И вот наконец отец получил приглашение из Москвы, личное приглашение от самого академика, который брался выхлопотать разрешение на прописку.
Отец был счастлив. Тряс маму и каждую минуту спрашивал ее:
— Даша, ну ты-то хоть рада за меня, скажи, рада?
Отец собирался, возбужденно рассказывал о своих планах, но ни слова о нас с мамой. А мама молчала, ни о чем его не спрашивала. И наконец, перед самым уже отъездом, отец сам заговорил на эту тему.
— Я чувствую, Даша, что ты сердишься, что я вас сейчас не беру. Но ты пойми, я еду еще не знаю куда. Пока буду жить из милости у друзей. А куда я тебя с Таткой дену? И потом, подумай! На новом месте, под пристальным вниманием самого шефа, я должен буду выдать на-гора все, на что способен, заявить о себе с первых же дней, на первом же заседании ученого совета, — я не могу быть связанным семьей…
— А мы очень связываем тебя, Володя? — спросила его мама, и я услышала в ее голосе дрожание.
По-моему, отец тогда не притворялся. У него и мысли не было оставить нас. Просто в его новых планах, в его радости не было места для нас с мамой, и, когда у него в Москве началась другая работа и другая жизнь, он очень скоро забыл нас.

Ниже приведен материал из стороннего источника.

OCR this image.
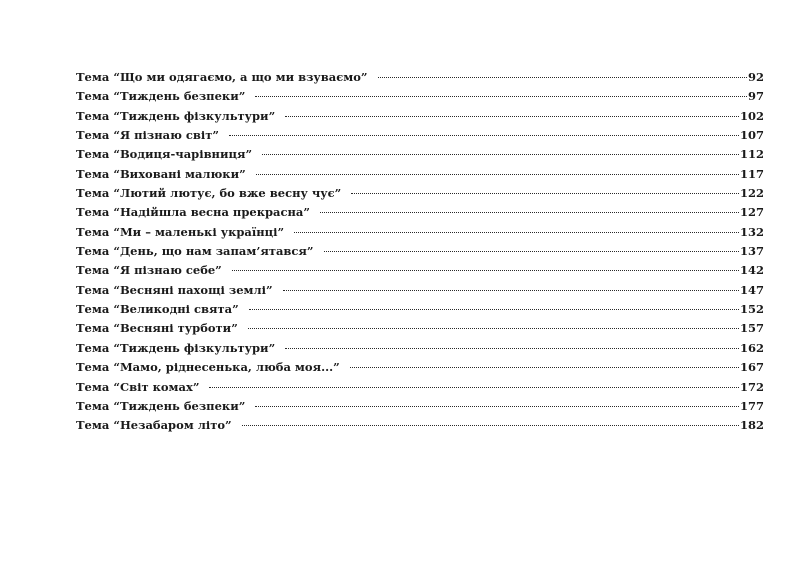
Тема “Що ми одягаємо, а що ми взуваємо”	92
Тема “Тиждень безпеки”	97
Тема “Тиждень фізкультури”	102
Тема “Я пізнаю світ”	107
Тема “Водиця-чарівниця”	112
Тема “Виховані малюки”	117
Тема “Лютий лютує, бо вже весну чує”	122
Тема “Надійшла весна прекрасна”	127
Тема “Ми – маленькі українці”	132
Тема “День, що нам запам’ятався”	137
Тема “Я пізнаю себе”	142
Тема “Весняні пахощі землі”	147
Тема “Великодні свята”	152
Тема “Весняні турботи”	157
Тема “Тиждень фізкультури”	162
Тема “Мамо, ріднесенька, люба моя...”	167
Тема “Світ комах”	172
Тема “Тиждень безпеки”	177
Тема “Незабаром літо”	182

Через полгода после того, как отец уехал, знакомые рассказывали маме, что отец живет у женщины, и советовали бросить все и ехать в Москву. Мама не поехала, а еще через полгода отец прислал письмо с просьбой о разводе…
Было такое время, у нас в семье заварились такие дела, что Умник, Головастик и Радист как бы ушли из нашей жизни. Мы даже о них не вспоминали и не говорили.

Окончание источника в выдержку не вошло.